The fight against international terrorism (subhead). It is important that, having settled accounts with Bin Ladin, the Americans should not forget the problem. We need to aim for joint or parallel actions with the United States and the West, in order to isolate, and preferably destroy, other centers of international terrorism and extremism close to the borders of the CIS. At the same time, if the need arises in the future it would be best if the Americans and their NATO allies undertook the military aspect of anti-terrorist operations and Russia limited itself to rear-guard actions and moral and political support, as well as special services assistance.

Facing these real and urgent tasks will enable us to make Russian foreign policy more proactive and eliminate our inferiority complex. The latter is the product of the substitution of the country's genuine interests by imaginary interests devised according to the Soviet principle: "what is good for NATO is bad for Russia" and "an enemy of the United States is my friend". Whereas our genuine interests presuppose that interaction with the United States is not entirely simple but nevertheless completely attainable, these sham interests doom us to a senseless and knowingly futile confrontation with the highly-developed world or, at the very least, alienation from it.
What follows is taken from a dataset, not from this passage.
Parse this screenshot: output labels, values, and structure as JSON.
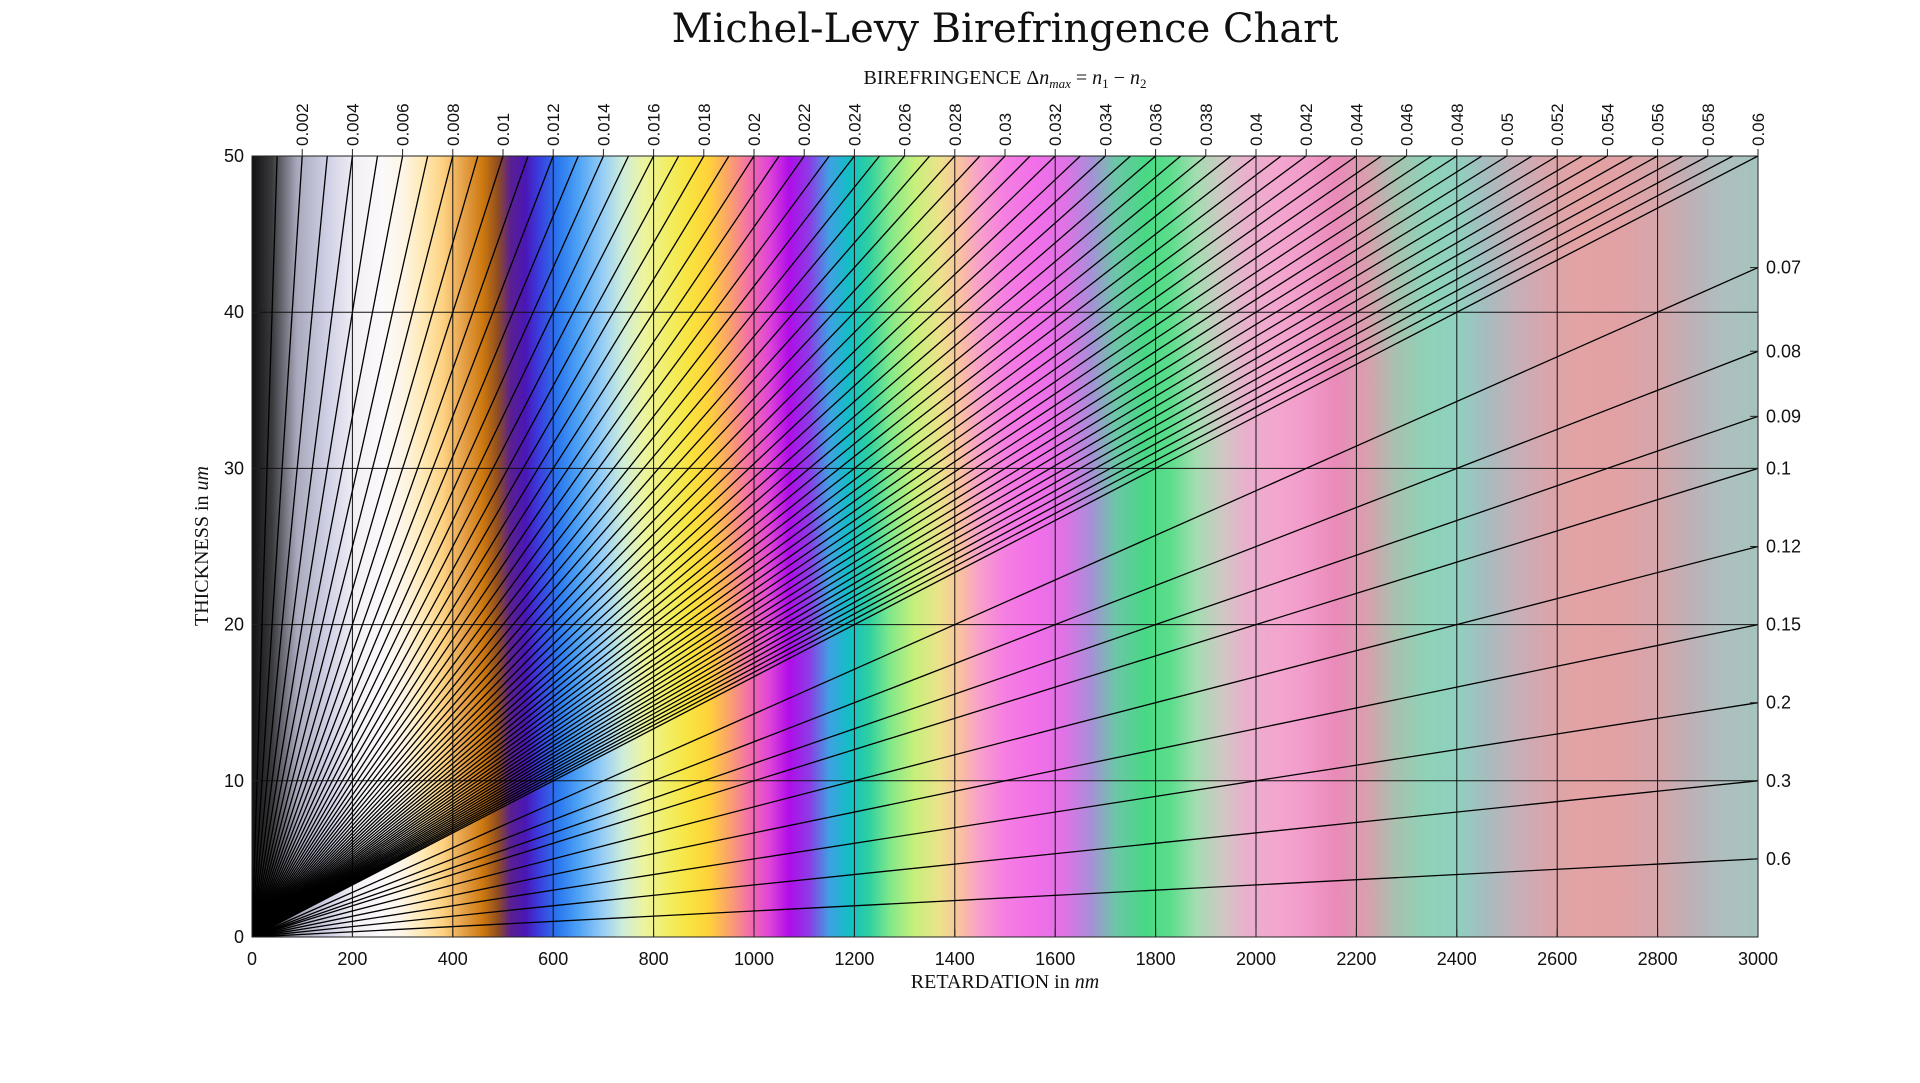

This would serve only to intensify our sense of grievance and isolation.

Even though the choice is quite clear, it will be a complex and painstaking matter to implement that choice in terms of practical policy.

Seventy-four years of Soviet policy and the last five years of neo-Soviet policy have left a heavy legacy. If the formulation of Russia's genuine interests shows them to be compatible with those of the United States, many people believe that this represents an impermissible concession to our opponent, while any step toward cooperation with the West is regarded as a loss of independence and a manifestation of weakness. It is impossible to compromise with this demagogy. Experience has shown that concessions to it lead foreign policy into a blind alley and feed the flames of communist and nationalist opposition within the country. This very legacy is the main obstacle preventing Russia from realizing her national-state interests and, in so doing, cooperating with the United States. It is no less important to realize that the custodians of that legacy are concentrated within the Sadovoye Koltso (Garden Ring) in Moscow. The population at large is not remotely concerned with such lofty stratagems - it wants to achieve a standard of living that is somehow comparable to that of the West! The West, and not the East!

We know what we need from the United States. In order to achieve it we need firm political will and, however paradoxical it may seem, not only and not so much in our relations with America as within Russia itself.